Models are simplified representations of reality that help people to handle the largely undifferentiated mass of stimuli that impinges on their senses. Model, then, is a generic term for any systematic set of guesses or interpretations that people make about their surroundings. Some writers label these models as theories, hypotheses, theses, paradigms, propositions, or even just ideas. This entry discusses only two broadly applicable models: folk and analytic.
The models that guide us through our everyday concerns may be termed folk models. We have little control over these models; they were here before we were born, and we learned them as impressionable children. In practice, folk models tend to reflect the interests of the socioeconomic elite. Such an outcome might be expected given that members of the elite have the inherent power to control communications and symbols, to reward respectful behavior toward themselves, and to bring sanctions against those whose behavior expresses a dangerous deviation from “model” behavior. Folk models are stereotypical, specific, complex, largely supraindividual, and normative; use as little information as possible for as broad a formulation as possible; and contain no inherent mechanisms through which they may be tested, doubted, questioned, or rejected.
Analytic models, in contrast, are processual, general, simple, individually created, and explanatory and use as much information as possible to form as succinct a hypothesis as possible. Investigators create analytic models to explain what they observed. Folk models do not actually explain behavior and beliefs; instead, they label, justify, and valorize behavior and beliefs.
The components of both analytic and folk models are structure, function, and process. Structure refers primarily to description, which in analytic models is usually phrased in culturally neutral terms from an observers’ viewpoint. Description in folk models, however, is only from the actors’ viewpoint.
The function of a cultural entity refers to the consequences of its performance. These consequences, however, might not necessarily be the same as the conscious intention of the people. In fact, the long-term effect of the practice of many cultural beliefs and behaviors may be unintended and nonarticulated so far as the day-to-day life of the people is concerned. These hidden consequences are known as latent functions and are part of an analytic model; folk models do not contain a latent function.
Process is the component of models that handles change, history, and evolution.

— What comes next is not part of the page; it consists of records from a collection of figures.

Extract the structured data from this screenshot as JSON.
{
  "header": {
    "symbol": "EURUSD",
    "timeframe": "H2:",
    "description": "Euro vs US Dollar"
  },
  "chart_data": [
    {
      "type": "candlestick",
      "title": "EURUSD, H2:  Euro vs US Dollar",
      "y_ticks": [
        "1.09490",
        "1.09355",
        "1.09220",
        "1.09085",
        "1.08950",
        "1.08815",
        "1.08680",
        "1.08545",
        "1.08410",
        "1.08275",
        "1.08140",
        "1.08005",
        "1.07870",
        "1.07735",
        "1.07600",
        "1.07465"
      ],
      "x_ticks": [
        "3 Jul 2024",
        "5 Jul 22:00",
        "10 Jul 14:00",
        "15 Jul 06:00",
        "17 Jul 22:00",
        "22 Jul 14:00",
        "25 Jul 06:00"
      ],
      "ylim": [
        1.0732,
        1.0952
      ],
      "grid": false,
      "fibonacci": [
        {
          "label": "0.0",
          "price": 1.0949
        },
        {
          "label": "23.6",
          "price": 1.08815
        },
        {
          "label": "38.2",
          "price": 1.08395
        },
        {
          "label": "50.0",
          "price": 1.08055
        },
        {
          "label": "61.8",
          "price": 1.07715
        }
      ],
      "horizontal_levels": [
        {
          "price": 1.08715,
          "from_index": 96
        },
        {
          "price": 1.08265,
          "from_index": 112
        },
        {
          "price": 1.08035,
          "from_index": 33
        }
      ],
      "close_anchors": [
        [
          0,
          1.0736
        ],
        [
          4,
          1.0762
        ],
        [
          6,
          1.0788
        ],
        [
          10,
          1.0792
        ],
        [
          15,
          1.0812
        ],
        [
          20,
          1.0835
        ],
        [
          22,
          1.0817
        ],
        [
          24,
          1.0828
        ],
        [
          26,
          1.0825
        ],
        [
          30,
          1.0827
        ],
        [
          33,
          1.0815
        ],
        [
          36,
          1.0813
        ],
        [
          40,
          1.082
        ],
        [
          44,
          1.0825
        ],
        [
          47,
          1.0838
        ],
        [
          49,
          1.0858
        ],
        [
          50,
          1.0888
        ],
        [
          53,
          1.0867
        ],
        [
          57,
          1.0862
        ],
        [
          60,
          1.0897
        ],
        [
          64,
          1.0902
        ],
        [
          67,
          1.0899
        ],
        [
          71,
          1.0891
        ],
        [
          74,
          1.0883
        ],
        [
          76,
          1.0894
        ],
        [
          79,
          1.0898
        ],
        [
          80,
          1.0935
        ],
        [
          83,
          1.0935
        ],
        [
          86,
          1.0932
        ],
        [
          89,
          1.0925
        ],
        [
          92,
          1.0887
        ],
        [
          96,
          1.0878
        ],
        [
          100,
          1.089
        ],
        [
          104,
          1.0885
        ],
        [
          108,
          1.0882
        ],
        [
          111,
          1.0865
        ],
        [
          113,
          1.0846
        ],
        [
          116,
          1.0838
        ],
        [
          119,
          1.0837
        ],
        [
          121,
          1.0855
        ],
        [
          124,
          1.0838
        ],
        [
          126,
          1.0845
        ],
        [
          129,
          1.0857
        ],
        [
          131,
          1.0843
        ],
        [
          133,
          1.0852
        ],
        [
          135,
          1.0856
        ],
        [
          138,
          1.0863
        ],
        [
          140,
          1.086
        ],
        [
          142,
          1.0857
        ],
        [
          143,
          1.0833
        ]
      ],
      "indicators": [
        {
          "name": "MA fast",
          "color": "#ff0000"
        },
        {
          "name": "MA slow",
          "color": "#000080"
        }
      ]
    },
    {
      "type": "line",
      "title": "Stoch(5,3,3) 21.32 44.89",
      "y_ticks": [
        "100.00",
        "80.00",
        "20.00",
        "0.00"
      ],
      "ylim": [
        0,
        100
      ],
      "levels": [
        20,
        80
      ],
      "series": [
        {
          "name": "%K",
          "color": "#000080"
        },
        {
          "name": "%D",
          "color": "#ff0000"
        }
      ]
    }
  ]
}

Process in most folk models is quite distorted, generally serving to indoctrinate members of a society with culture-specific values. Process in most analytic models reflects an empirical grounding in documented facts.
Analytic models are not superior to folk models; they simply serve different purposes. It might be expected that the use of analytic models will sharpen our powers of observation, stimulate our thinking, cause us to question the values and judgments that we once accepted without question, and encourage self-understanding. Finally, analytic models should help us to develop a degree of detachment in confronting the issues of life; we should realize the flexibility of our own beliefs and standards as well as those of society.
References:
- Bernard, H. R. (2000). Social research methods: Qualitative and quantitative approaches. Thousand Oaks, CA: Sage.
- Galt, A. H., & Smith, L. J. (1976). Models and the study of social change. New York: John Wiley.
- Hoover, K. R., & Donovan, T. (2003). The elements of social scientific thinking (8th ed.). Belmont, CA: Wadsworth.
- Lave, C. A., & March, J. G. (1975). An introduction to models in the social sciences. New York: Harper & Row.